Il lui arrivait de voir plus loin encore, jusqu’à entr’apercevoir les fibres des futurs potentiels avant que certains d’entre eux ne soient filés par le fuseau du présent… Il reconnaissait toute la sagesse des anciens qui comprenaient que les ficelles du monde étaient tirées par les Parques, les Moires ou les Nornes…
C’est en observant ces potentialités que Harré avait découvert le fil rattaché à sa pièce maîtresse, à côté de laquelle le Grand Œuvre apparaissait comme un bricolage naïf. Il était prêt à tout pour voir émerger ce futur et nul autre.
C’est en vue de cet objectif qu’il s’était attaqué aux Disciples Khuzaymah. Il avait bien choisi : ces initiés de bas étage ne détenaient au total qu’une poignée de secrets, probablement tous déjà connus des Seize. Malgré leur ignorance, ils avaient réussi à s’ingérer dans les affaires du monde jusqu’à l’engouffrer tout entier dans la guerre. Ils avaient agi comme des enfants jouant avec des allumettes; ils ne méritaient pas moins que le sort qu’il leur promettait.
Un à un, ils étaient tombés; la mort de chacun contribuait à remettre en marche ce que d’aucuns, en empruntant le lexique scientiste de la modernité, appelaient les forces telluriques ou radiesthésiques.
Les énergies que Harré préférait appeler magiques.
Un peu comme un ouvrier déjà outillé peut plus facilement façonner d’autres outils, à mesure que les maîtres mourraient et que leur mort ouvraient des Cercles, il devenait de plus en plus facile de tuer d’autres maîtres et d’ouvrir de nouveaux Cercles.  
Il ne restait qu’un dernier Disciple de Khuzaymah. Un dernier maître, un dernier Cercle, après quoi Harré se sentirait prêt à s’attaquer au Collège, d’autant plus dangereux que ses membres s’avéraient beaucoup plus instruits dans l’art occulte.
Durant ses jeunes années, Harré s’était rendu là où le train le conduirait dans quelques heures… À l’époque, on n’y trouvait qu’une gare et une poignée de fermiers.

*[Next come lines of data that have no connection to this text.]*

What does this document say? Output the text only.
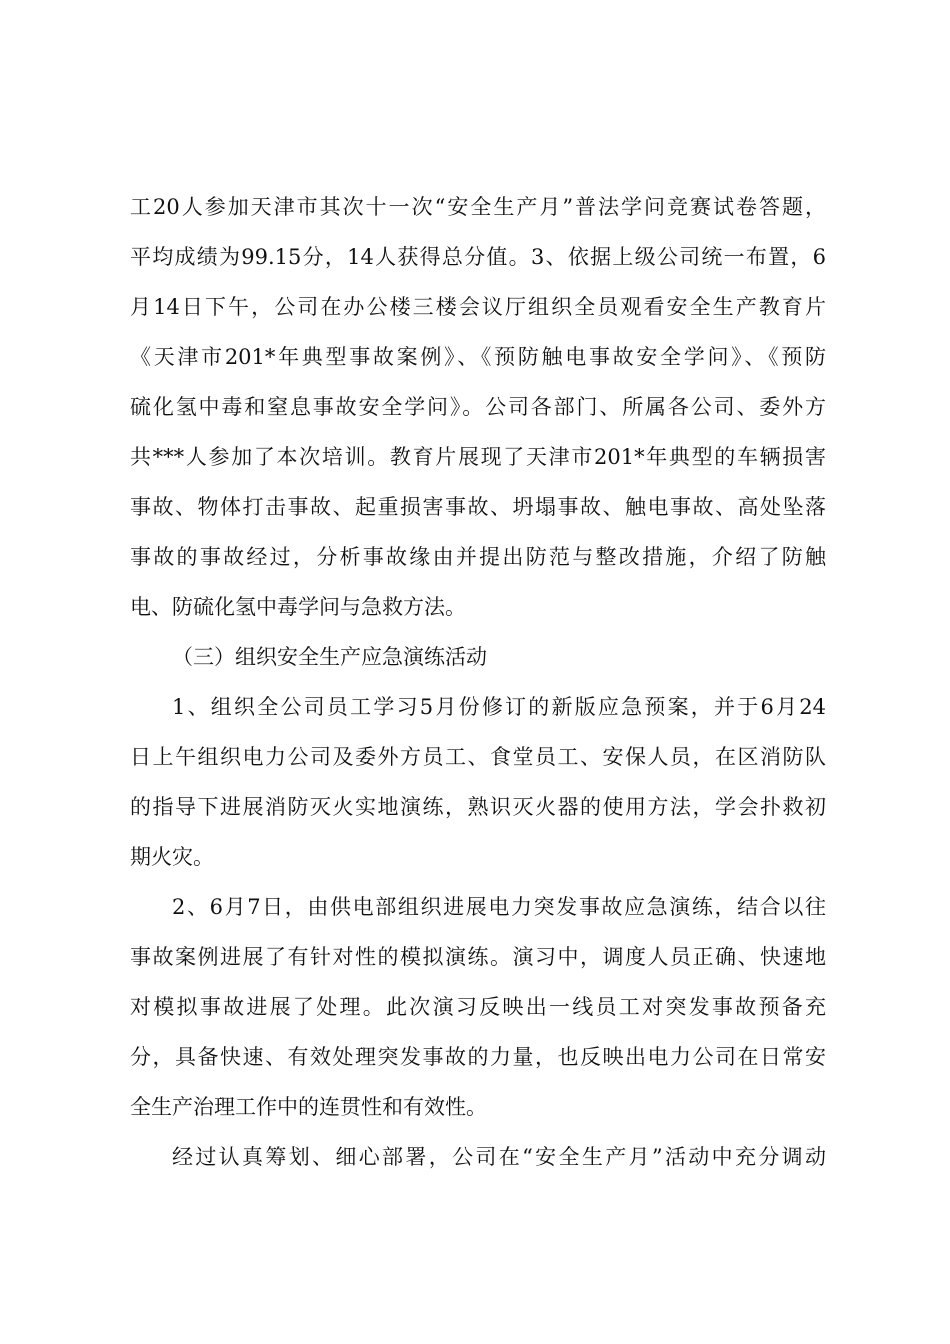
工20人参加天津市其次十一次“安全生产月”普法学问竞赛试卷答题，
平均成绩为99.15分，14人获得总分值。3、依据上级公司统一布置，6
月14日下午，公司在办公楼三楼会议厅组织全员观看安全生产教育片
《天津市201*年典型事故案例》、《预防触电事故安全学问》、《预防
硫化氢中毒和窒息事故安全学问》。公司各部门、所属各公司、委外方
共***人参加了本次培训。教育片展现了天津市201*年典型的车辆损害
事故、物体打击事故、起重损害事故、坍塌事故、触电事故、高处坠落
事故的事故经过，分析事故缘由并提出防范与整改措施，介绍了防触
电、防硫化氢中毒学问与急救方法。
（三）组织安全生产应急演练活动
1、组织全公司员工学习5月份修订的新版应急预案，并于6月24
日上午组织电力公司及委外方员工、食堂员工、安保人员，在区消防队
的指导下进展消防灭火实地演练，熟识灭火器的使用方法，学会扑救初
期火灾。
2、6月7日，由供电部组织进展电力突发事故应急演练，结合以往
事故案例进展了有针对性的模拟演练。演习中，调度人员正确、快速地
对模拟事故进展了处理。此次演习反映出一线员工对突发事故预备充
分，具备快速、有效处理突发事故的力量，也反映出电力公司在日常安
全生产治理工作中的连贯性和有效性。
经过认真筹划、细心部署，公司在“安全生产月”活动中充分调动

La bourgade avait crû à une vitesse phénoménale au cours des quinze dernières années, jusqu'à devenir une métropole; Grandeville, située non loin, était pour toujours condamnée à porter un nom rendu ironique par La Cité qui l’éclipsait désormais.
Harré allait à la rencontre du fondateur et premier maire de la ville, l’honorable Narcisse Hill.